If there’s anything to learn from the Ricky Ross controversy it’s that people need to learn how to lie better.

Remember when pictures of Eve getting a tongue-assisted vaginal massage from a fellow stripper surfaced a few years back? Her response was “photoshop” although if you look at the grainy picture, her facial expressions suggested she was being sexually aroused. That or she makes really interesting facial expressions at interesting angles. Besides, the notion that Eve much less any random stripper could be bisexual (or at least gay for pay) isn’t all that hard to believe. Lucky for her, though, that by the time the pictures leaked to the web the only Eve people still cared about was the fruit snatcher from the Bible.

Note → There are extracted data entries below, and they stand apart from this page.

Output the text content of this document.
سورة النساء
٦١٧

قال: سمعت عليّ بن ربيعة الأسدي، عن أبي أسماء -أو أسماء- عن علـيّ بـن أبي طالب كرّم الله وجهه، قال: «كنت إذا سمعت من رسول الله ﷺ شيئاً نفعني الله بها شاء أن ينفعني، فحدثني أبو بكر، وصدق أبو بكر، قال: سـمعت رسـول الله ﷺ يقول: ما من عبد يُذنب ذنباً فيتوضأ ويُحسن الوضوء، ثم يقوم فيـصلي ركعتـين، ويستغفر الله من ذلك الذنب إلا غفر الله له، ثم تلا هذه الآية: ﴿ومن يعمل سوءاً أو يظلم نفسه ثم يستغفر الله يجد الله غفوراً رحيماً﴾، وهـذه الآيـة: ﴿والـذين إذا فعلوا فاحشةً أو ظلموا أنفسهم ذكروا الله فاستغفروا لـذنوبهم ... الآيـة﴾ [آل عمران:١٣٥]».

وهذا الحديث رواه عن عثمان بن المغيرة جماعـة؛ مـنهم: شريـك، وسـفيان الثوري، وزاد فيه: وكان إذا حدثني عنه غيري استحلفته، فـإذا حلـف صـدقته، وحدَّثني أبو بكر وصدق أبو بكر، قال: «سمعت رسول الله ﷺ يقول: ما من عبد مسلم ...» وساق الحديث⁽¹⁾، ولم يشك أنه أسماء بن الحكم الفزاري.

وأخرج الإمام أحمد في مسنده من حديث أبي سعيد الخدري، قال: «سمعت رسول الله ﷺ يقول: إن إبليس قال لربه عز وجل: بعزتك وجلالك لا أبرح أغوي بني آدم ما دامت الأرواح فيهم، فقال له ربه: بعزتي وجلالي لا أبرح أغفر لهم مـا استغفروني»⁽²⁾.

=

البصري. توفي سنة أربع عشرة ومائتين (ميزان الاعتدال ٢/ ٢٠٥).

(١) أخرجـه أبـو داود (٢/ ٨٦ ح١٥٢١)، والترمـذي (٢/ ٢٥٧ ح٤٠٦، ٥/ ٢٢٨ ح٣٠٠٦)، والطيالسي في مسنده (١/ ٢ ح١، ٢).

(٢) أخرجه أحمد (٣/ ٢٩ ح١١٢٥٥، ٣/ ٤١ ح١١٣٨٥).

Borrowing from the Eve playbook, Ross initially went with the same trite “photoshop” excuse.

He told All Hip Hop:

“My life is 100% real. These online hackers putting a picture of my face when I was a teenager in high school on other peoples’ body. If this s**t was real don’t you think they would have more specifics, like dates and everything?”

Officer Ross could have done better than the “I looked 40 in high school” excuse. Oh and once specifics leaked (his start date, his salary, his SSN) he claimed the documents were forged.

Oh I get it. The haters and the government joined together in a secret conspiracy to bring down Rick Ross. This heinous plot was unleashed to soil his rising popularity and growing influence. You know, so the world won’t lose any sleep over the biggest boss that we’ve seen thus far.

Look, I understand that it’s standard for many artists to have delusions of grandeur, but who does homie think he is? Rick Bourne? No one cares that much. We have many coke rappers out there — some of whom have actually sold coke.

Why didn’t he just say that the CO job was a cover? Or maybe hint that he was a crooked corrections officer. I would still look at him as an obese version of Mr. T. who has only pushed weight on the scale, but there are plenty of fools out there who would accept either lie.

He’s not alone, though. From the carefully scripted fallacies of The Hills to the too good to be true drug cartel stories of Rick Ross, we’re all being sold fairytales.

You don’t have to go far from Ross’ Miami locale to find another liar in the fold. While he often sounds like he just finished his shift picking cotton, more and more people have talked to me about how different Plies sounds in interviews than on his albums. Yes, Plies can read. So well in fact that he just started a scholarship foundation. He should probably be commended for that since the foundation is geared toward offering legal services to the incarcerated while also helping them rehabilitate, but that would counter the image he’s crafted for himself.

I know for a fact that there are a bunch of kids sitting in juvenile hall idolizing Plies and Lil’ Wayne. Plies for doing time (although that’s never been confirmed) and Wayne for…well being Wayne.

Each of them have made a fortune off their naivete as the bulk of these kids who try to mimic their tales end up dead, in jail, or become addicts. Speaking of addicts, Lil’ Wayne can boast about a great life, but here’s a thought: Drug addicts aren’t happy. No one points that out, though. Everyone’s too busy pretending to be Italian, or Cuban, or Frank Lucas, or Jay-Z, or someone else that’s pretending themselves.

The only other lesson in this could be to learn when to shut up. Rick Bourne aggravated the situation by denying initial reports and then telling people to find more proof. And even after said proof surfaced he still denied his past. Now actual people are going to come out to say what we already know now: Rick Ross is a lying ass liar.

Will it kill his career? I doubt it, and even if it did, there’s another Dr. Suess out there ready to take his place.